Jerusalem artichoke soup with chunky sourdough croutons

Artichoke Soup, Newtown, June, 2018

Artichoke Soup, Newtown, June, 2018

Perfect for the aprés ski scene, if thats your thing, this Jerusalem artichoke soup is very sustaining and delicious, from the book The Vegetable by Caroline Griffiths and Vicki Valsamis.

Jerusalem artichokes are at their peak in autumn and winter…they are at Carriageworks farmers market at he moment ……. Their earthiness and distinct flavour pairs particularly well with sage and thyme.
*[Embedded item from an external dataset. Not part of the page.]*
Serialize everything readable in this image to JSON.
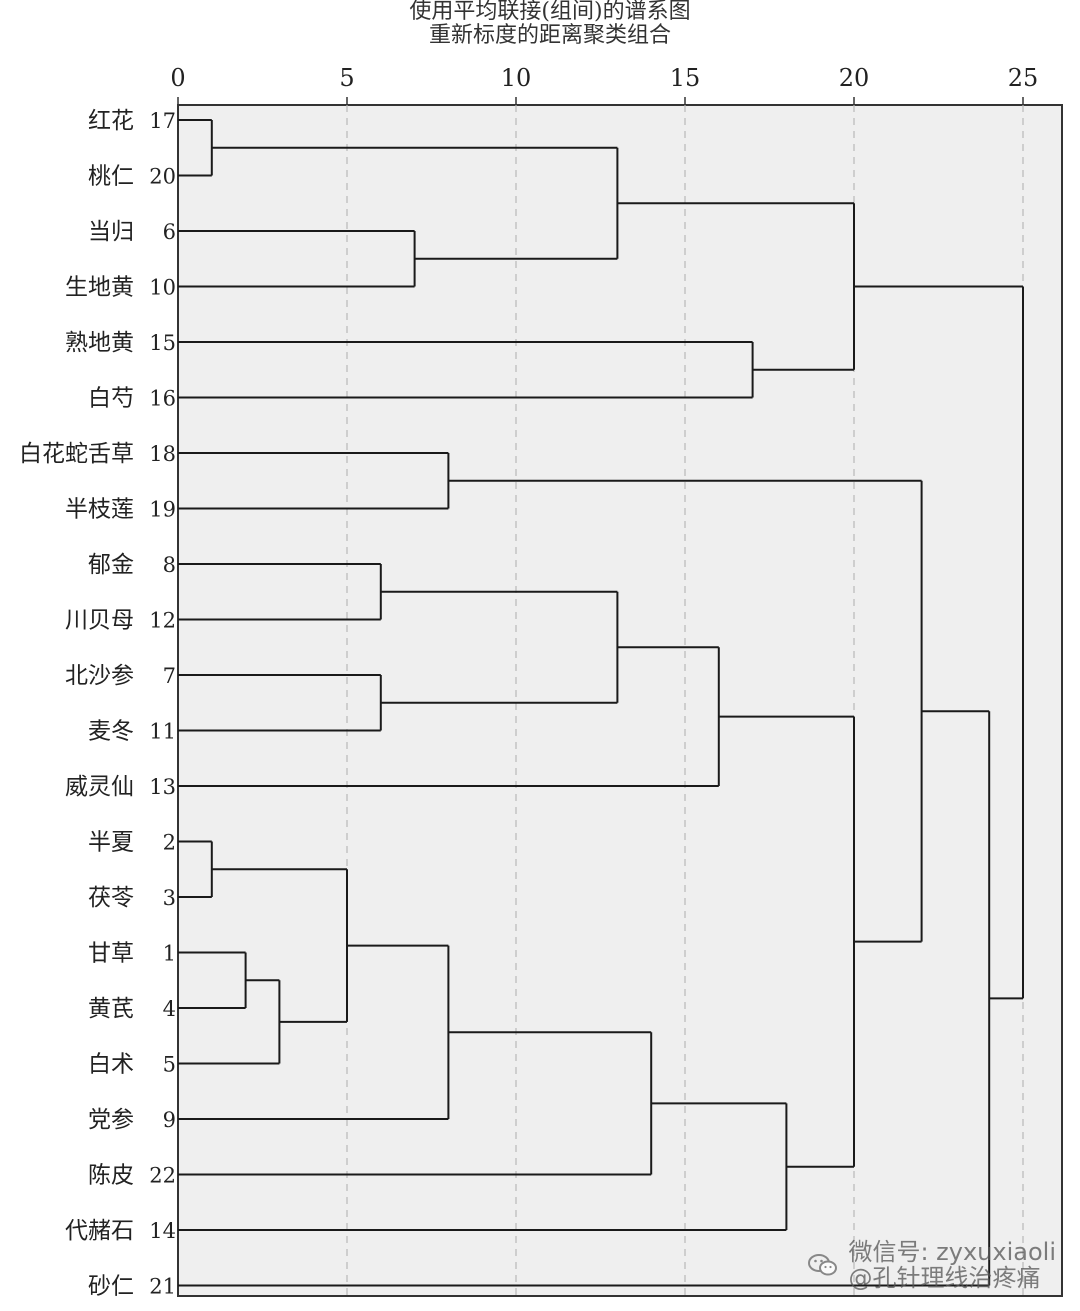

This soup makes an elegant starter for a cool-weather dinner party.

Serves 4

20g ( 3/4 oz) butter
1 tablespoon olive oil
1 onion chopped
2 garlic cloves, finely sliced
750g ( 1lb 11oz ) Jerusalem artichokes, peeled and sliced
1 desiree or other all-purpose potato peeled and chopped
1 thyme sprig, plus some extra leaves to garnish
1 sage sprig
500-700ml ( 17-25 1/2 fl oz/ 2 -3 cups Vegetable stock
Lemon juice or sherry vinegar, to taste
60ml ( 2 fl oz 1/4 cup ) pouring ( single/light) cream (optional)

Sough croutons

2 thick slices light rye sourdough bread
20 g ( 3/4 oz) butter
1 tablespoon olive oil
small handful of sage leaves
1 tablespoon hazelnuts, roughly chopped.

Heat the butter and olive oil in a large saucepan over low-medium heat. Add the onion and garlic and cook, stirring occasionally, for 5 minutes or until softened. Add the artichoke and potato and cook, stirring occasionally, for 3-5 minutes, or until the vegetables just start to colour and caramelise.

Add the thyme and sage sprigs, and enough stock to just cover the vegetables. Stir well. Bring to the boil, reduce the heat and simmer gently, partially covered, for 20 minutes, or until the vegetables are tender.

Remove from the heat, remove the herb sprigs, and leave to cool slightly. Blend or process the mixture until smooth.

Pass the mixture through a sieve into a clean pan, discarding any solids if you like a supremely smooth soup. Add the lemon juice or sherry vinegar and season with salt and freshly ground black pepper. Stir in the cream, if using and gently reheat the soup.

Meanwhile, for the croutons, roughly tear the bread into 1.5 cm ( 1/2 in) chunks, leaving the crusts on. Heat the butter and oil in a large heavy-based frying pan over medium heat. Add the sage leaves to the pan, briefly cook until crisp, then remove with a slotted spoon and drain on paper towel. Add the bread and hazelnuts to the pan. Cook stirring occasionally, for 5 minutes, or until the bread is well browned and crisp, and the hazelnuts have taken on some colour.

Serve the soup immediately, scattered with the croutons, crisp sage leaves and hazelnuts and a sprinkling of thyme.